Highway funds allocatedPublished 10:18pm Thursday, October 4, 2012
Totals of street-aid allocations for municipalities across the state have been released by the North Carolina Department of Transportation.
Aurora, Bath, Belhaven, Chocowinity, Pantego, Washington and Washington Park are slated to receive two installments of Powell Bill funds — one occurred Oct. 1, another to be Jan. 1, 2013 — for the purpose of maintaining, repairing, constructing, reconstructing or widening of local streets for which the municipalities are responsible.
The allocations are funded by a 1 ¾-cent tax on each taxed gallon of motor fuel sold in North Carolina within the fiscal year. For 2011-12, a total of $142,814,353.45 will be distributed to 508 municipalities across the state. Population determines 75 percent of a given city’s allocation, at $20.43 per person; eligible mileage within the municipality determines the remaining 25 percent, at $1,610.94 per mile.
Total allocations for each Beaufort County municipality are: Aurora, $24,809.49; Bath $8,245.54; Belhaven, $60,729.51; Chocowinity, $27,525.72; Pantego, $6,706.71; Washington, $294,089.88; and Washington Park, $15,256.82.
Unlike the other Beaufort County municipalities, a portion of Washington’s funds is withheld by the state.
“We receive a bill from the state every year before the Powell Bill allocations — one in October, one in January,” said Matt Rauschenbach, Washington’s finance officer. Rauschenbach said the city receives a bill for $112,495.34.
That deduction represents 1/15 of the total cost of utility relocations made by the NCDOT when the U.S. Highway 17 bypass was being constructed. City sewage and water lines were replaced at a cost of close to $1.8 million, and the state billed the city for the work. City and state representatives agreed to payments to be made for 15 years through Highway Fund deductions. The deductions have occurred for the past three years, with another 12 years left.
In 2009, when NCDOT first issued a bill to the city, there was discussion as to whether the City of Washington was required to pay for the utility relocations — cities with populations over 10,000 are required to pay for state relocations of municipal utilities; those under, are not, according to Rauschenbach. At the time, Washington’s population was just over 10,000 people. It has since dropped beneath that threshold. Rauschenbach said state deductions from the Powell Bill allocations do not impede the city’s ability to maintain and repair municipal roadways: the money is made up from the city’s water and sewage fund.
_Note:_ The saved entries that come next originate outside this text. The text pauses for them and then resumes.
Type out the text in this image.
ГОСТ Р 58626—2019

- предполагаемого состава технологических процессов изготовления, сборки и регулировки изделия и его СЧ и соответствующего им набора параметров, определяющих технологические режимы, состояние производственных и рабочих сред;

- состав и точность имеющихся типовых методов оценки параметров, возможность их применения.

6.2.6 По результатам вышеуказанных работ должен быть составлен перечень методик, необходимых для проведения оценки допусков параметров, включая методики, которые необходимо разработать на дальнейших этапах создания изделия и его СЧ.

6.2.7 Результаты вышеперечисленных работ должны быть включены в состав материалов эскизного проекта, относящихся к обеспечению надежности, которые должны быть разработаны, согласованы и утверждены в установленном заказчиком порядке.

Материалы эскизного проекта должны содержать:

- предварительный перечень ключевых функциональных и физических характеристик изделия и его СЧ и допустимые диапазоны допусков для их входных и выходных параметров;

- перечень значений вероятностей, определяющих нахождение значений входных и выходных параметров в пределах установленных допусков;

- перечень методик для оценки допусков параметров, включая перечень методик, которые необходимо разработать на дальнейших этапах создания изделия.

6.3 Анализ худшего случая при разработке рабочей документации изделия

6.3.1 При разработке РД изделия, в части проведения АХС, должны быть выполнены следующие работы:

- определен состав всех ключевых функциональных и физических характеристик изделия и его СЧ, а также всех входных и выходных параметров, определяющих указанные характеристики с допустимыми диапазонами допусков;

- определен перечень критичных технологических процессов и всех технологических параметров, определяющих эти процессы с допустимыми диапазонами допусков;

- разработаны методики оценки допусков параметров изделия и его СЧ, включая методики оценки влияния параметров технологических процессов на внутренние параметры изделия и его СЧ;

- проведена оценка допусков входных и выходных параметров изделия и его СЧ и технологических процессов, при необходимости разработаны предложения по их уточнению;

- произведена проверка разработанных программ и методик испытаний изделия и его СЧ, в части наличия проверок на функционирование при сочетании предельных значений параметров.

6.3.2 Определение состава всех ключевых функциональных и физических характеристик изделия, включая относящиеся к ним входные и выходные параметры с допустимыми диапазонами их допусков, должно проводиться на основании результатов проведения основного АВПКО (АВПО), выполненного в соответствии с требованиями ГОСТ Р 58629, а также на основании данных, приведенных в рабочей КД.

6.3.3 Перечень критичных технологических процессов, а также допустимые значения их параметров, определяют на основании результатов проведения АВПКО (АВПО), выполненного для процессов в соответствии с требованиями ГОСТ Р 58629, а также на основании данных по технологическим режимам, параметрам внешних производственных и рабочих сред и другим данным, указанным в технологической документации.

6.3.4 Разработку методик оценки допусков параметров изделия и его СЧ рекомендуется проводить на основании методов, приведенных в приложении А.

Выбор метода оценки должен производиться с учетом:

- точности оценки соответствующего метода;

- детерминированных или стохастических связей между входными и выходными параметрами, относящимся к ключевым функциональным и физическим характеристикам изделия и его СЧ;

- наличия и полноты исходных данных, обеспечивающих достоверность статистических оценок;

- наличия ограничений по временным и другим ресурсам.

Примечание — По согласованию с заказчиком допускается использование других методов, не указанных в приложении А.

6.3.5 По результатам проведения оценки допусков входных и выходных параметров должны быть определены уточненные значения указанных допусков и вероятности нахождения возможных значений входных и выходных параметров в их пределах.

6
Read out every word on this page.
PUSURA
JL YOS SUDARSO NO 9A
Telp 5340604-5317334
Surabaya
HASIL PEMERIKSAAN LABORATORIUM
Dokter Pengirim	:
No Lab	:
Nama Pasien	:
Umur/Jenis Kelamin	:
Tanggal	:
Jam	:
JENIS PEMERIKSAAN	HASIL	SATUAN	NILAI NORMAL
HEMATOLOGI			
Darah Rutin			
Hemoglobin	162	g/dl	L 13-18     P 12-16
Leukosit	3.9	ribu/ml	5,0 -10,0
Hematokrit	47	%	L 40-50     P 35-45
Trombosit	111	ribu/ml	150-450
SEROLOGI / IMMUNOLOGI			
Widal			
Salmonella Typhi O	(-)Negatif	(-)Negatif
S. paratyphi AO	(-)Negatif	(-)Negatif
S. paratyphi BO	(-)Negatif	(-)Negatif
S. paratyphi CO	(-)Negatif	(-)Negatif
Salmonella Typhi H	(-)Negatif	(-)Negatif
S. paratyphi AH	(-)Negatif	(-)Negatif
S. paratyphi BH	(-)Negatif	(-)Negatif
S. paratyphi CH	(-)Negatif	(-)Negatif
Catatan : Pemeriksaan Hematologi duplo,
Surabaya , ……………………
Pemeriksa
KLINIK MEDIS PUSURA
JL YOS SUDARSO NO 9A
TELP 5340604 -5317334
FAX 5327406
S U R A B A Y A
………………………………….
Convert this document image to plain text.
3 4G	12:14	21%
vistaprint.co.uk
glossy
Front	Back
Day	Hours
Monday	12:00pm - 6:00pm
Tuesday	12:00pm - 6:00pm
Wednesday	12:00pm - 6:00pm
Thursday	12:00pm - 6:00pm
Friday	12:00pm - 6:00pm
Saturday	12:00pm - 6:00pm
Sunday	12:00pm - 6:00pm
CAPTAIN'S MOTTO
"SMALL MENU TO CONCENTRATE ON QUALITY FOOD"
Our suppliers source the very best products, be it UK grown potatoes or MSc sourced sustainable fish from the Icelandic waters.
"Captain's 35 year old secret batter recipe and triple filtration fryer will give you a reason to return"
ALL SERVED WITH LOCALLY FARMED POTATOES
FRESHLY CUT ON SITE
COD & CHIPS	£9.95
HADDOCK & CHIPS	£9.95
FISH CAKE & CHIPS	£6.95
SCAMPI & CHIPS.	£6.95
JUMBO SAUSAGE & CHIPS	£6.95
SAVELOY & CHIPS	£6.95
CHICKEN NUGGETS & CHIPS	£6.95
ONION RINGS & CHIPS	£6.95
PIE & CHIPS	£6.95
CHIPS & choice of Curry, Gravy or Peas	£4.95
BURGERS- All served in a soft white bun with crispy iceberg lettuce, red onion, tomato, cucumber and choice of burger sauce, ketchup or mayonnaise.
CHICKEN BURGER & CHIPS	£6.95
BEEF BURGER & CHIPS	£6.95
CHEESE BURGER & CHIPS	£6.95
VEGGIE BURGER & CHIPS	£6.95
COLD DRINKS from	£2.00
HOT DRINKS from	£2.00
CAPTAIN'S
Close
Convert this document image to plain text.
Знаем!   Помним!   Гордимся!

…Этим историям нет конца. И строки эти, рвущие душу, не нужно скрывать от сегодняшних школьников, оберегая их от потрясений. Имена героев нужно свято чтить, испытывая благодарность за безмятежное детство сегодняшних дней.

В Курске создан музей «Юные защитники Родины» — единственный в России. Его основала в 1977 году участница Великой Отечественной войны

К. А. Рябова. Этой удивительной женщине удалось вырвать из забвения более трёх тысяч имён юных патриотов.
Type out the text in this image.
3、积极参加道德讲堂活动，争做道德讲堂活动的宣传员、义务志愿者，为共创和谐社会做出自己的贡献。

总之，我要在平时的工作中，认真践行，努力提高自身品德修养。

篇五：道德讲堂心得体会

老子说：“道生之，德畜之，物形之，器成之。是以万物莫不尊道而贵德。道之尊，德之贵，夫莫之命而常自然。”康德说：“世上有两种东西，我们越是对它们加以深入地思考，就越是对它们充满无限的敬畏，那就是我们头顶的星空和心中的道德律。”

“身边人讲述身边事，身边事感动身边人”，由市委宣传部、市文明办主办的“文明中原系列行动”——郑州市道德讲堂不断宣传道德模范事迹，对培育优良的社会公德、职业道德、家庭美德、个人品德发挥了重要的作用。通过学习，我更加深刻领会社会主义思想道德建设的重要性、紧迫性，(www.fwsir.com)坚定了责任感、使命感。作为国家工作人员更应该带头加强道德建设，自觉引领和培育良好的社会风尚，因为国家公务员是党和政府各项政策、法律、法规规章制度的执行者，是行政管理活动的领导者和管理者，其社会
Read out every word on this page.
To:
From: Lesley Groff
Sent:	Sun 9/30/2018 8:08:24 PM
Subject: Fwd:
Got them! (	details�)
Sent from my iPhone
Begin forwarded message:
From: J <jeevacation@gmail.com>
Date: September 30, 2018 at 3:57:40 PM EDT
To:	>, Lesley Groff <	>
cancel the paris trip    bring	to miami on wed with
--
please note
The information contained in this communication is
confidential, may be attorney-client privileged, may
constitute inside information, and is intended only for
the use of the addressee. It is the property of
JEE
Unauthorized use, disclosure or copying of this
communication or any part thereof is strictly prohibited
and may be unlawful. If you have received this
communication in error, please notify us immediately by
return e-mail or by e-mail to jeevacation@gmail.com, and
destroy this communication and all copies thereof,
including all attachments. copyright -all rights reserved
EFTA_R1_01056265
Allen Lewis, director of public works, said repairs and paving to be done in Washington will be decided in the coming months.
“Generally, we’ll look at it over the winter,” said Lewis. “Paving season stops Dec. 15 and doesn’t get cranked up again until March 15. Generally speaking, it just gets too cold.”
NCDOT has dispersed Powell Bill funds of $3,639,151,493.80 to municipalities in the 61 years since its creation. Since 1951, the number of municipalities benefitting from the fund has risen from 386 to 508. Charlotte receives the most state money at $19,288,487.17, while Spencer Mountain in Gaston County receives the least at $1,191.01.